En este campo, en que todos los procedimientos están tan rigurosamente escritos, empezando por el compromiso del Estado anfitrión con la seguridad y resguardo de las sedes diplomáticas, califica como un hecho de gravedad extraordinaria el ensañamiento con que un hombre –del que apenas se ha podido conocer el nombre– disparara todo el poder de fuego de un fusil de asalto, contra el edificio de la misión cubana en Washington.
Con la prontitud y urgencia que corresponde a un suceso de tamaña alevosía, Cuba lo denunció y caracterizó enseguida, con toda la magnitud del adjetivo que lo califica: atentado terrorista. En consecuencia, se declaró en espera de los resultados oficiales de la investigación pertinente, a la par que ofrecía colaborar en la indagación de motivos y responsables.

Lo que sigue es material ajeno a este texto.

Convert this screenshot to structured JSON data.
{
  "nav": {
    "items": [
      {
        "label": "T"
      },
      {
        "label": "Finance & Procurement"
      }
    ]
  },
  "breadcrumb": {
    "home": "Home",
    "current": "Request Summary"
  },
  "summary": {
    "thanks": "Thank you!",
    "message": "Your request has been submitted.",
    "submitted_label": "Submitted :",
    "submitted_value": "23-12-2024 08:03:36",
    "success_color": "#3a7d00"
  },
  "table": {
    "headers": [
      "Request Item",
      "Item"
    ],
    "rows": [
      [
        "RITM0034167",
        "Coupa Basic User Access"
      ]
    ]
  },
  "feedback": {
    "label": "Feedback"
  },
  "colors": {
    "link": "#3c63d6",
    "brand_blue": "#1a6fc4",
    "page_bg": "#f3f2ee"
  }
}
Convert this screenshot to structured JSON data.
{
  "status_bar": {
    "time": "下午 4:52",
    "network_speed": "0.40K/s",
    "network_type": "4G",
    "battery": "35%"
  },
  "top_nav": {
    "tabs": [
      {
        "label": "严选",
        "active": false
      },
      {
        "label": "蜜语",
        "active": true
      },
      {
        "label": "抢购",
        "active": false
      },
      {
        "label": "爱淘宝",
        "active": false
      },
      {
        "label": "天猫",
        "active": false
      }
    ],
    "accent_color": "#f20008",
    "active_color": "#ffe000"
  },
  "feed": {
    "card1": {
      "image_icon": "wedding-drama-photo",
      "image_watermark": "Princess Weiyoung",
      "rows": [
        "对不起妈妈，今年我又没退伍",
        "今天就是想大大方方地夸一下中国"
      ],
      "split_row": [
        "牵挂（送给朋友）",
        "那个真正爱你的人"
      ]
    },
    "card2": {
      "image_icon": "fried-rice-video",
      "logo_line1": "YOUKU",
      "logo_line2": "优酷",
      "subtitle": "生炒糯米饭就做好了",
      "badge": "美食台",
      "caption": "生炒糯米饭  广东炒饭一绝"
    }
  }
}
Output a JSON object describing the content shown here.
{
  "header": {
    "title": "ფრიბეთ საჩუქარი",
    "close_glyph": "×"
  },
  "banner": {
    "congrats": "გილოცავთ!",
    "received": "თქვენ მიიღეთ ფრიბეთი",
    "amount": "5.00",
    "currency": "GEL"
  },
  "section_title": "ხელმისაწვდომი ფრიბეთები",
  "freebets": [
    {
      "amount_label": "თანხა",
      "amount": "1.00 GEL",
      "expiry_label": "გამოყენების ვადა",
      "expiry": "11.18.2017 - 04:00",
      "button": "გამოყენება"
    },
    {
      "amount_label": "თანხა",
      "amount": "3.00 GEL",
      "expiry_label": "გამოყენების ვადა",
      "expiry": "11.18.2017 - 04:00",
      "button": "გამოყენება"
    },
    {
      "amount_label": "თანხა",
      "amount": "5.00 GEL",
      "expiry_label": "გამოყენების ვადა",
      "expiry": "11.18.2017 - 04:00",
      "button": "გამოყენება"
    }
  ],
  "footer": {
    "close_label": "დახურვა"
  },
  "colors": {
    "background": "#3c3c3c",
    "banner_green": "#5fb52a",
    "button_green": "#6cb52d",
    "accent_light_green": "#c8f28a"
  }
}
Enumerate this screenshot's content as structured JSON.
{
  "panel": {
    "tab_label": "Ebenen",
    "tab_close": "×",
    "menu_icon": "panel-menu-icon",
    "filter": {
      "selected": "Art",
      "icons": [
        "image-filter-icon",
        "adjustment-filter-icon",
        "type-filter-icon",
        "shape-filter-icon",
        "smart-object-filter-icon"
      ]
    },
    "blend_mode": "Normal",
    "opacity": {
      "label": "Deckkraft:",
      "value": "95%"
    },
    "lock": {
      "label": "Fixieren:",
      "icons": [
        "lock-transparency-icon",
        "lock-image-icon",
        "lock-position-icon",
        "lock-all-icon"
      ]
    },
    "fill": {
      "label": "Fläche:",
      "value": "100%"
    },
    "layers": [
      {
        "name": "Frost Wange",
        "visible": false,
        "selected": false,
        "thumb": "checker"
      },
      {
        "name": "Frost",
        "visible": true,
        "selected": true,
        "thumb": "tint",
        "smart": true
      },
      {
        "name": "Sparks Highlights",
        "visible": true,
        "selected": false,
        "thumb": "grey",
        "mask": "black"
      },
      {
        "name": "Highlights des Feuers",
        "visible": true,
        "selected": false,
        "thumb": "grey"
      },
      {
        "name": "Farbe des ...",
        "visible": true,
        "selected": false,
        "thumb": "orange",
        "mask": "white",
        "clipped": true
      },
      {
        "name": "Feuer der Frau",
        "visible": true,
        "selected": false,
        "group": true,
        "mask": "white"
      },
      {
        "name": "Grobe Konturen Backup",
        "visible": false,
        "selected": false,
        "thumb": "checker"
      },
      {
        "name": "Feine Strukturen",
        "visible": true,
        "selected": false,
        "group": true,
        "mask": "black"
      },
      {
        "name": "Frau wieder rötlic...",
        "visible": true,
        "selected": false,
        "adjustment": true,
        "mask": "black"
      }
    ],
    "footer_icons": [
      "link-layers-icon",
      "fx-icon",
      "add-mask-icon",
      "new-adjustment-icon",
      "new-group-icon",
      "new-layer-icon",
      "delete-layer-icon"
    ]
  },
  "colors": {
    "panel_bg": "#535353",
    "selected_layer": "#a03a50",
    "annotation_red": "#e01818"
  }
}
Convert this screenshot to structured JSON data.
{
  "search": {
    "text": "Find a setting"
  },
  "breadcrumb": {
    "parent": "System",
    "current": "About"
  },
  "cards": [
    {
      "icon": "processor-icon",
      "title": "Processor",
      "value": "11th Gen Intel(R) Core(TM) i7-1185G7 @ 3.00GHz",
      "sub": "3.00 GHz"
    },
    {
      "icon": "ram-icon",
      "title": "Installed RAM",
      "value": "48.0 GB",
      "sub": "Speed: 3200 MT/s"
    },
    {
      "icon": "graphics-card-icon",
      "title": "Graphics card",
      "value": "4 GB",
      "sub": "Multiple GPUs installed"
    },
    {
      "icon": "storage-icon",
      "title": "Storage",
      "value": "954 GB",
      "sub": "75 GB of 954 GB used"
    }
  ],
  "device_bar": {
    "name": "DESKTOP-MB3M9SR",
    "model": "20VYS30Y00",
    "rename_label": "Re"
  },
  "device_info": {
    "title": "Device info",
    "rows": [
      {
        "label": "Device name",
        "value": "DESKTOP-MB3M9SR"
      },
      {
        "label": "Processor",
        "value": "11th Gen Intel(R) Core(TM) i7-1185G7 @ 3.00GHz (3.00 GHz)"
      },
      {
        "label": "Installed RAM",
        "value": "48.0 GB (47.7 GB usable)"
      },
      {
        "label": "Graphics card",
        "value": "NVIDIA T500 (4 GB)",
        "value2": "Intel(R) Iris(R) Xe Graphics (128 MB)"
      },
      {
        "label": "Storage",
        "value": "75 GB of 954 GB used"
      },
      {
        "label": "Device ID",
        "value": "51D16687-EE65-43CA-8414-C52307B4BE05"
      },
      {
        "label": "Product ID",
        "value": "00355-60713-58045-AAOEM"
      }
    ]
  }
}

¿Cómo entender entonces que, desde la perpetración de los hechos, ni el Departamento de Estado ni el Gobierno del país sede hayan emitido una declaración oficial condenando los hechos, cuya gravedad ha sido reconocida por las propias autoridades actuantes de aplicación y cumplimiento de la ley?
Atendiendo al concilio de intereses amañados y lobbies políticos que se sabe condicionan las posiciones oficiales y agresivas del Gobierno de Estados Unidos hacia la Mayor de las Antillas, no es de dudar que algunas horas le tome escoger con pinzas las palabras que deberán hacer públicas. Sin embargo, en virtud del mínimo respeto a la Convención de Viena –para no hablar del aconsejable esfuerzo para, al menos, mantener la apariencia de lo diplomáticamente correcto–, ¿qué argumentos pueden sostener el silencio total que, hasta la fecha, mantienen las autoridades estadounidenses?
A no ser la prontitud con que actuaron los agentes policiales –tal cual corresponde a una zona donde radican varias embajadas y está cerca, incluso, la propia Casa Blanca–, nada más ha tenido, después, la celeridad que impone el seguimiento al grave hecho. El colmo es que la prensa haya accedido, primero que la representación cubana y por vías más expeditas, a las pocas informaciones que han trascendido de la investigación asumida por el Servicio Secreto.
¿De qué diplomacia hablamos? ¿Qué garantías de protección para nuestro personal pueden dilucidarse de lo ocurrido?
El terrorismo, sea cual sea su magnitud, no admite dobles raseros, pero la historia de Cuba –si lo sabrá esta Isla– ofrece tantas lecciones aprendidas, como para que este proceder vaya a tomarla por sorpresa.